September calendar pageThis will be my last post at The Pietist Schoolman for about a month.

It’s not that I’m too busy — at least, no more than usual — or that I need to focus my attention on the start of the academic year. I’ve generally found that blogging is more often in conversation with teaching, research, and my other professional activities than in competition with them.

Nor is this like the month off I’m likely to take in January, when I’ll be teaching a travel course in Europe and I’d rather spend my spare time visiting Chartres than promoting the book that will have just come out.

No, it’s gradually dawned on me this month that, for three somewhat related reasons, I need to put the The Pietist Schoolman on the shelf for a not insignificant chunk of time.

1. It’s getting too easy to lose sight of why I’m blogging.

When you first start blogging, you don’t have an audience. Just the hope of one. (And your mom.) But it doesn’t matter: you’ve set objectives for yourself that have little do with how many eyes read what you’re writing.

But inevitably, if you start attracting readers, you start caring more and more about how many views, shares, likes, retweets, etc. you’re getting. You start predicting what will be read rather than contenting yourself with what should be written. And in my case, you put off switching to a reduced blogging pace far longer than you should have because you are worried that less new content will mean less readership.

Screenshot of my recent Bethel at War post on chaplains in WWIII’ve come to recognize that this is happening because I created a telling contrast. This summer I’ve had the chance to start a blog from scratch, to write without the slightest expectation that anyone else now living cares how the students and alumni of a small Baptist Pietist junior college complained about military chaplains. And it’s working! I’ve had just over 600 page views at Bethel at War in ten weeks of blogging — the equivalent of four quiet days here — and enjoyed that blogging far more than most of what I’ve done this summer at The Pietist Schoolman.

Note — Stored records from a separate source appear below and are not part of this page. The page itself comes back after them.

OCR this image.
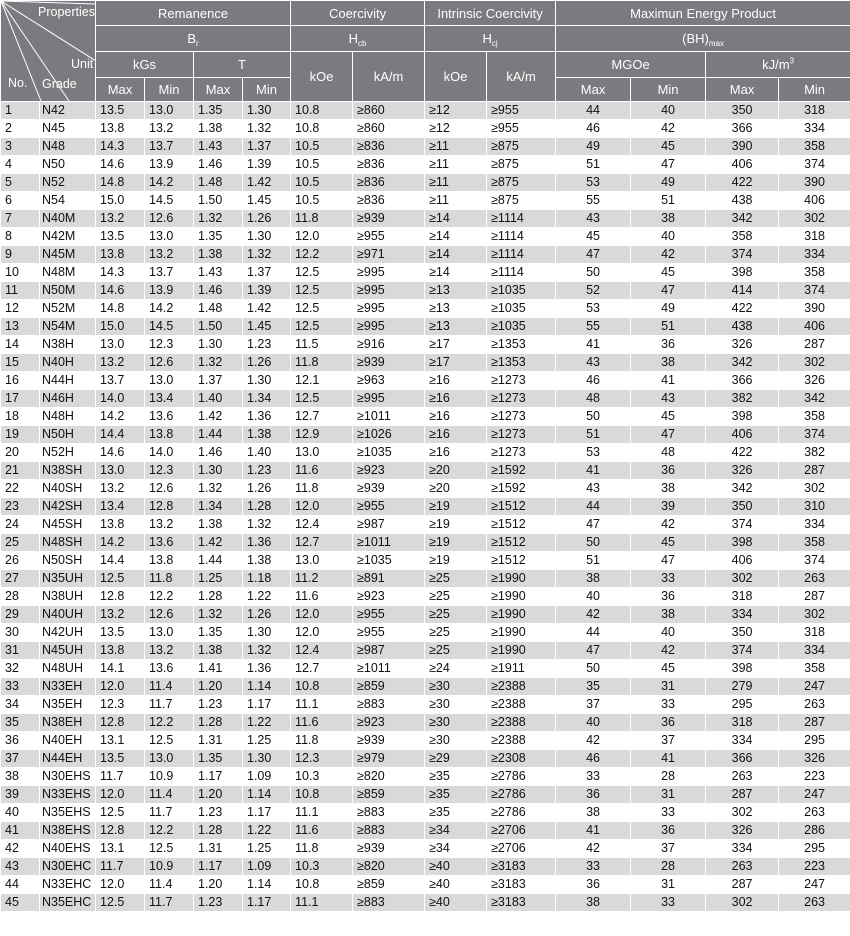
Properties
Unit
Grade
No.		Remanence				Coercivity		Intrinsic Coercivity		Maximun Energy Product			
		$B_r$				$H_{cb}$		$H_{cj}$		$(BH)_{max}$
		kGs		T		kOe	kA/m	kOe	kA/m	MGOe		$kJ/m^3$
		Max	Min	Max	Min					Max	Min	Max	Min
1	N42	13.5	13.0	1.35	1.30	10.8	≥860	≥12	≥955	44	40	350	318
2	N45	13.8	13.2	1.38	1.32	10.8	≥860	≥12	≥955	46	42	366	334
3	N48	14.3	13.7	1.43	1.37	10.5	≥836	≥11	≥875	49	45	390	358
4	N50	14.6	13.9	1.46	1.39	10.5	≥836	≥11	≥875	51	47	406	374
5	N52	14.8	14.2	1.48	1.42	10.5	≥836	≥11	≥875	53	49	422	390
6	N54	15.0	14.5	1.50	1.45	10.5	≥836	≥11	≥875	55	51	438	406
7	N40M	13.2	12.6	1.32	1.26	11.8	≥939	≥14	≥1114	43	38	342	302
8	N42M	13.5	13.0	1.35	1.30	12.0	≥955	≥14	≥1114	45	40	358	318
9	N45M	13.8	13.2	1.38	1.32	12.2	≥971	≥14	≥1114	47	42	374	334
10	N48M	14.3	13.7	1.43	1.37	12.5	≥995	≥14	≥1114	50	45	398	358
11	N50M	14.6	13.9	1.46	1.39	12.5	≥995	≥13	≥1035	52	47	414	374
12	N52M	14.8	14.2	1.48	1.42	12.5	≥995	≥13	≥1035	53	49	422	390
13	N54M	15.0	14.5	1.50	1.45	12.5	≥995	≥13	≥1035	55	51	438	406
14	N38H	13.0	12.3	1.30	1.23	11.5	≥916	≥17	≥1353	41	36	326	287
15	N40H	13.2	12.6	1.32	1.26	11.8	≥939	≥17	≥1353	43	38	342	302
16	N44H	13.7	13.0	1.37	1.30	12.1	≥963	≥16	≥1273	46	41	366	326
17	N46H	14.0	13.4	1.40	1.34	12.5	≥995	≥16	≥1273	48	43	382	342
18	N48H	14.2	13.6	1.42	1.36	12.7	≥1011	≥16	≥1273	50	45	398	358
19	N50H	14.4	13.8	1.44	1.38	12.9	≥1026	≥16	≥1273	51	47	406	374
20	N52H	14.6	14.0	1.46	1.40	13.0	≥1035	≥16	≥1273	53	48	422	382
21	N38SH	13.0	12.3	1.30	1.23	11.6	≥923	≥20	≥1592	41	36	326	287
22	N40SH	13.2	12.6	1.32	1.26	11.8	≥939	≥20	≥1592	43	38	342	302
23	N42SH	13.4	12.8	1.34	1.28	12.0	≥955	≥19	≥1512	44	39	350	310
24	N45SH	13.8	13.2	1.38	1.32	12.4	≥987	≥19	≥1512	47	42	374	334
25	N48SH	14.2	13.6	1.42	1.36	12.7	≥1011	≥19	≥1512	50	45	398	358
26	N50SH	14.4	13.8	1.44	1.38	13.0	≥1035	≥19	≥1512	51	47	406	374
27	N35UH	12.5	11.8	1.25	1.18	11.2	≥891	≥25	≥1990	38	33	302	263
28	N38UH	12.8	12.2	1.28	1.22	11.6	≥923	≥25	≥1990	40	36	318	287
29	N40UH	13.2	12.6	1.32	1.26	12.0	≥955	≥25	≥1990	42	38	334	302
30	N42UH	13.5	13.0	1.35	1.30	12.0	≥955	≥25	≥1990	44	40	350	318
31	N45UH	13.8	13.2	1.38	1.32	12.4	≥987	≥25	≥1990	47	42	374	334
32	N48UH	14.1	13.6	1.41	1.36	12.7	≥1011	≥24	≥1911	50	45	398	358
33	N33EH	12.0	11.4	1.20	1.14	10.8	≥859	≥30	≥2388	35	31	279	247
34	N35EH	12.3	11.7	1.23	1.17	11.1	≥883	≥30	≥2388	37	33	295	263
35	N38EH	12.8	12.2	1.28	1.22	11.6	≥923	≥30	≥2388	40	36	318	287
36	N40EH	13.1	12.5	1.31	1.25	11.8	≥939	≥30	≥2388	42	37	334	295
37	N44EH	13.5	13.0	1.35	1.30	12.3	≥979	≥29	≥2308	46	41	366	326
38	N30EHS	11.7	10.9	1.17	1.09	10.3	≥820	≥35	≥2786	33	28	263	223
39	N33EHS	12.0	11.4	1.20	1.14	10.8	≥859	≥35	≥2786	36	31	287	247
40	N35EHS	12.5	11.7	1.23	1.17	11.1	≥883	≥35	≥2786	38	33	302	263
41	N38EHS	12.8	12.2	1.28	1.22	11.6	≥883	≥34	≥2706	41	36	326	286
42	N40EHS	13.1	12.5	1.31	1.25	11.8	≥939	≥34	≥2706	42	37	334	295
43	N30EHC	11.7	10.9	1.17	1.09	10.3	≥820	≥40	≥3183	33	28	263	223
44	N33EHC	12.0	11.4	1.20	1.14	10.8	≥859	≥40	≥3183	36	31	287	247
45	N35EHC	12.5	11.7	1.23	1.17	11.1	≥883	≥40	≥3183	38	33	302	263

2. I don’t have enough to say right now.

It’s not that I think I have nothing to say at present about “Christianity, history, education, and how they intersect.” D.G. Hart’s post yesterday reminds me that I still want to follow up on the Conns’ critique of Christian higher education, and I’ve got at least one more open letter in me. But as I wrote earlier this summer, “the format [of blogging] tempts you into thinking that there are thoughts that will never be thought unless you think them, and words that will never be said unless you say them.”

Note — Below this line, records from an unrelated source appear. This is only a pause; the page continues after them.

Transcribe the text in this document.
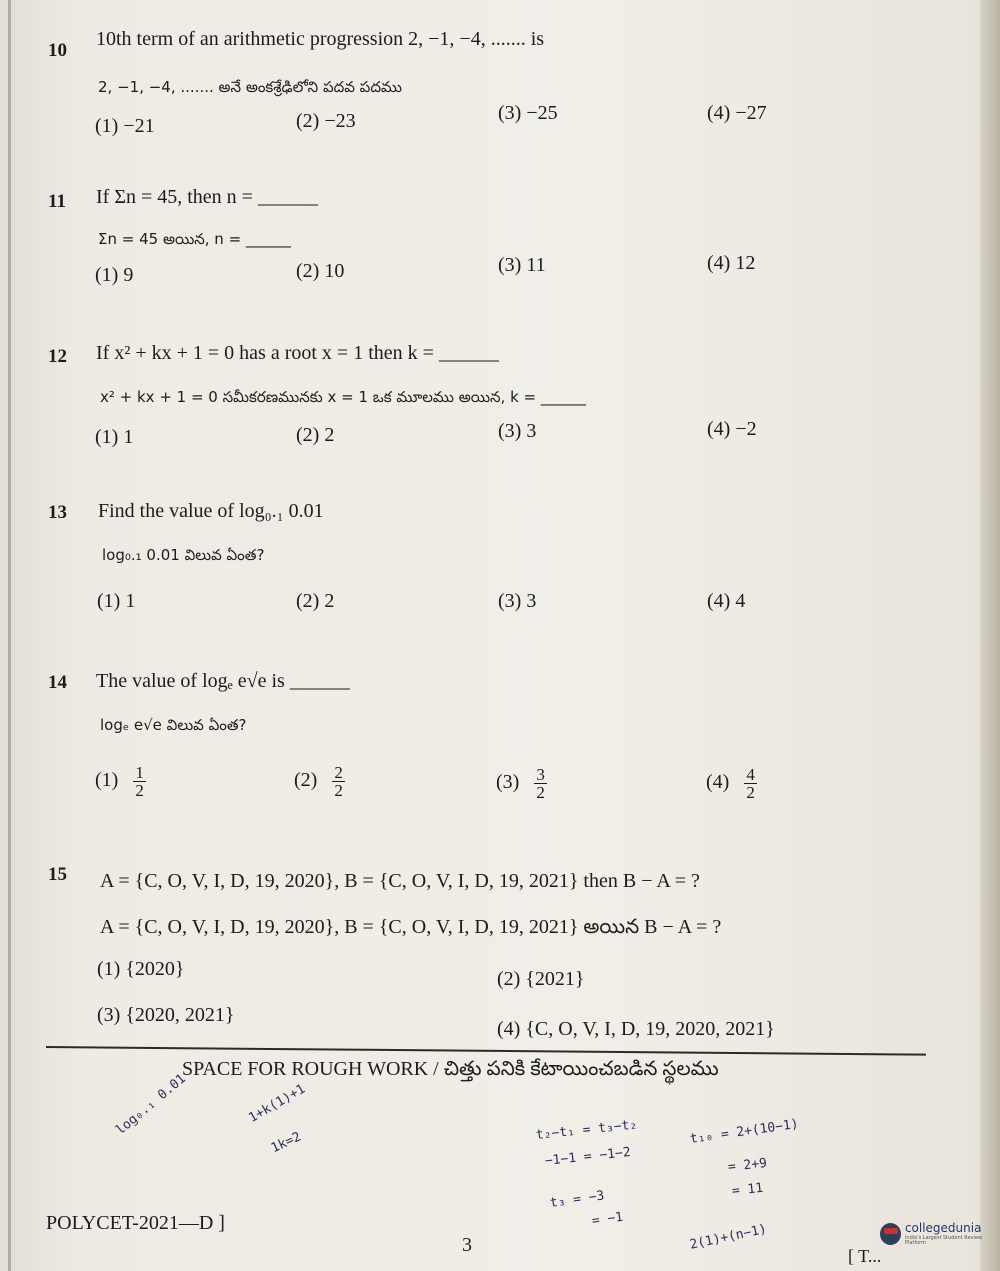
10
10th term of an arithmetic progression 2, −1, −4, ....... is
2, −1, −4, ....... అనే అంకశ్రేఢిలోని పదవ పదము
(1) −21	(2) −23	(3) −25	(4) −27
11 If Σn = 45, then n = ______
Σn = 45 అయిన, n = ______
(1) 9	(2) 10	(3) 11	(4) 12
12 If x² + kx + 1 = 0 has a root x = 1 then k = ______
x² + kx + 1 = 0 సమీకరణమునకు x = 1 ఒక మూలము అయిన, k = ______
(1) 1	(2) 2	(3) 3	(4) −2
13 Find the value of log₀.₁ 0.01
log₀.₁ 0.01 విలువ ఏంత?
(1) 1	(2) 2	(3) 3	(4) 4
14 The value of logₑ e√e is ______
logₑ e√e విలువ ఏంత?
$(1) \frac{1}{2}$	$(2) \frac{2}{2}$	$(3) \frac{3}{2}$	$(4) \frac{4}{2}$
15 A = {C, O, V, I, D, 19, 2020}, B = {C, O, V, I, D, 19, 2021} then B − A = ?
A = {C, O, V, I, D, 19, 2020}, B = {C, O, V, I, D, 19, 2021} అయిన B − A = ?
(1) {2020}	(2) {2021}
(3) {2020, 2021}
(4) {C, O, V, I, D, 19, 2020, 2021}
SPACE FOR ROUGH WORK / చిత్తు పనికి కేటాయించబడిన స్థలము
log₀.₁ 0.01	1+k(1)+1
1k=2	t₂−t₁ = t₃−t₂
−1−1 = −1−2
t₃ = −3
= −1
t₁₀ = 2+(10−1)
= 2+9
= 11
2(1)+(n−1)
POLYCET-2021—D ]
3	[ T...
collegedunia
India's Largest Student Review Platform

I’ve realized in the last two weeks that even if I have something to say, I’m not sure I have enough to say at the moment. I’ve watched the events in Ferguson, Missouri and recognized that I could churn out a post, but not one that needs to be written. I have no particular expertise, no special perspective, no real wisdom — at least, none that isn’t already widely available from those more knowledgeable, insightful, and wise than I.

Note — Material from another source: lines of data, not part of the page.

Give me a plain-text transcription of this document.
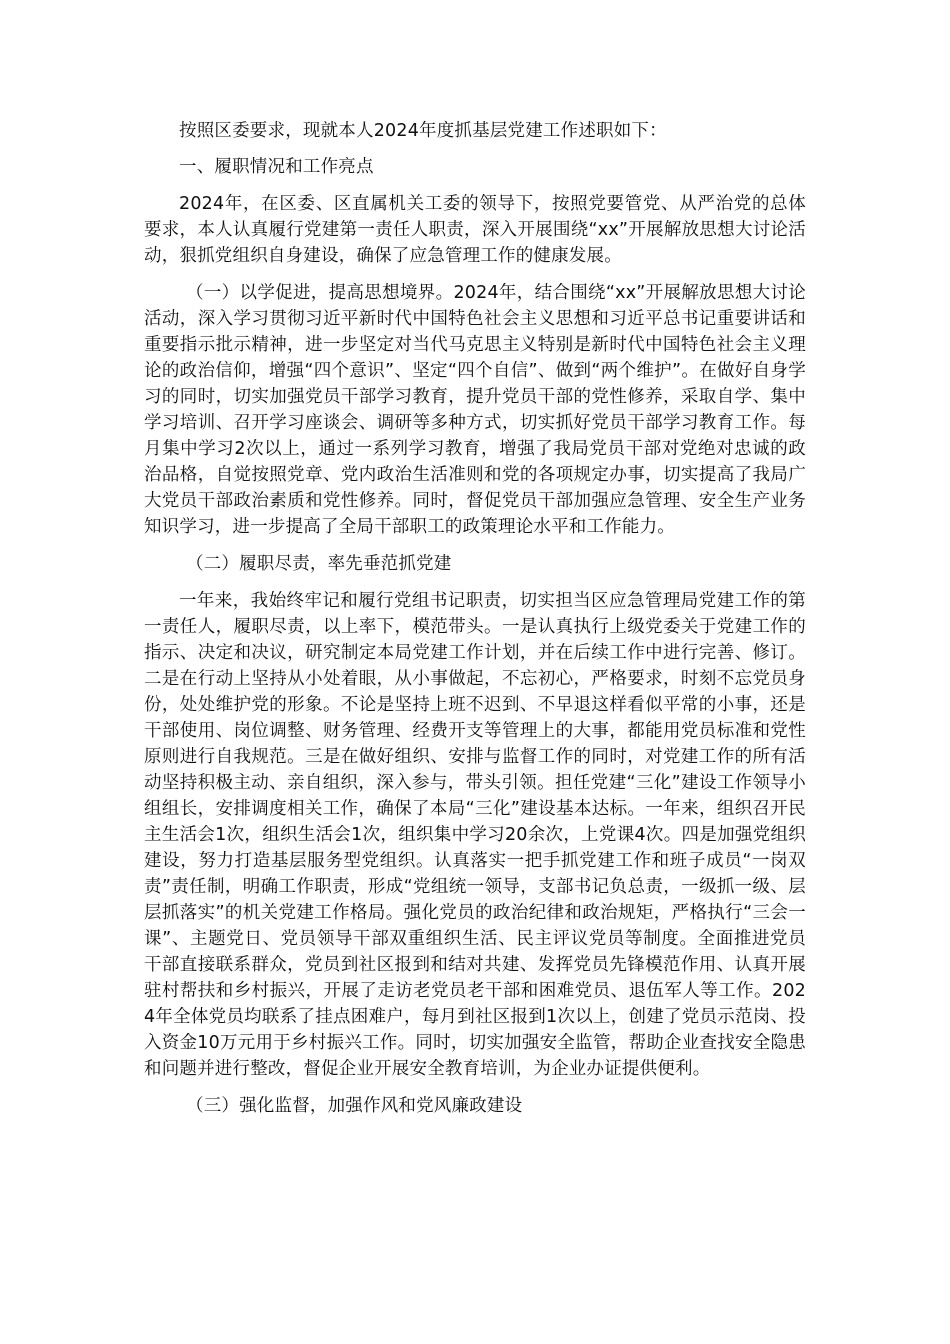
按照区委要求，现就本人2024年度抓基层党建工作述职如下：

一、履职情况和工作亮点

2024年，在区委、区直属机关工委的领导下，按照党要管党、从严治党的总体要求，本人认真履行党建第一责任人职责，深入开展围绕“xx”开展解放思想大讨论活动，狠抓党组织自身建设，确保了应急管理工作的健康发展。

（一）以学促进，提高思想境界。2024年，结合围绕“xx”开展解放思想大讨论活动，深入学习贯彻习近平新时代中国特色社会主义思想和习近平总书记重要讲话和重要指示批示精神，进一步坚定对当代马克思主义特别是新时代中国特色社会主义理论的政治信仰，增强“四个意识”、坚定“四个自信”、做到“两个维护”。在做好自身学习的同时，切实加强党员干部学习教育，提升党员干部的党性修养，采取自学、集中学习培训、召开学习座谈会、调研等多种方式，切实抓好党员干部学习教育工作。每月集中学习2次以上，通过一系列学习教育，增强了我局党员干部对党绝对忠诚的政治品格，自觉按照党章、党内政治生活准则和党的各项规定办事，切实提高了我局广大党员干部政治素质和党性修养。同时，督促党员干部加强应急管理、安全生产业务知识学习，进一步提高了全局干部职工的政策理论水平和工作能力。

（二）履职尽责，率先垂范抓党建

一年来，我始终牢记和履行党组书记职责，切实担当区应急管理局党建工作的第一责任人，履职尽责，以上率下，模范带头。一是认真执行上级党委关于党建工作的指示、决定和决议，研究制定本局党建工作计划，并在后续工作中进行完善、修订。二是在行动上坚持从小处着眼，从小事做起，不忘初心，严格要求，时刻不忘党员身份，处处维护党的形象。不论是坚持上班不迟到、不早退这样看似平常的小事，还是干部使用、岗位调整、财务管理、经费开支等管理上的大事，都能用党员标准和党性原则进行自我规范。三是在做好组织、安排与监督工作的同时，对党建工作的所有活动坚持积极主动、亲自组织，深入参与，带头引领。担任党建“三化”建设工作领导小组组长，安排调度相关工作，确保了本局“三化”建设基本达标。一年来，组织召开民主生活会1次，组织生活会1次，组织集中学习20余次，上党课4次。四是加强党组织建设，努力打造基层服务型党组织。认真落实一把手抓党建工作和班子成员“一岗双责”责任制，明确工作职责，形成“党组统一领导，支部书记负总责，一级抓一级、层层抓落实”的机关党建工作格局。强化党员的政治纪律和政治规矩，严格执行“三会一课”、主题党日、党员领导干部双重组织生活、民主评议党员等制度。全面推进党员干部直接联系群众，党员到社区报到和结对共建、发挥党员先锋模范作用、认真开展驻村帮扶和乡村振兴，开展了走访老党员老干部和困难党员、退伍军人等工作。2024年全体党员均联系了挂点困难户，每月到社区报到1次以上，创建了党员示范岗、投入资金10万元用于乡村振兴工作。同时，切实加强安全监管，帮助企业查找安全隐患和问题并进行整改，督促企业开展安全教育培训，为企业办证提供便利。

（三）强化监督，加强作风和党风廉政建设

It’s time to leave this field fallow for a season. In other words…

3. I need to listen more and speak less.

Twice in recent months, I’ve made much of the virtue of listening. Not only have I called my discipline a “ministry of listening,” but I’ve lamented that the availability of tools like WordPress make too many Christians think that they’ve been called to speak prophetically, when the vast majority of us have actually been called to listen for such voices.

So blogger, heal thyself. Stop listening for applause and tune your ear to less comforting noises. Slow down and read for the sake of reading, not simply to assemble links posts. Chew on ideas; don’t say the first, second, or even third thing that comes to mind.

In the meantime, if you come here for posts about World War I and World War II, I will be writing about those topics at Bethel at War. (And I’ll continue my irregular contributions to our department blog.) Otherwise, enjoy the fine blogs listed on my “Recommended Links” page, and I’ll hope to see you back here in a month. Thanks for reading!


2 thoughts on “Why I’m Taking a Month Off from This Blog

  1. Wow! That’s a challenging step forward. I’m glad you’ve named aloud how it is that feedback changes how you shape articles. That is certainly true for me as well. I’ll be curious to hear your insights on the other side of your blogging sabbatical.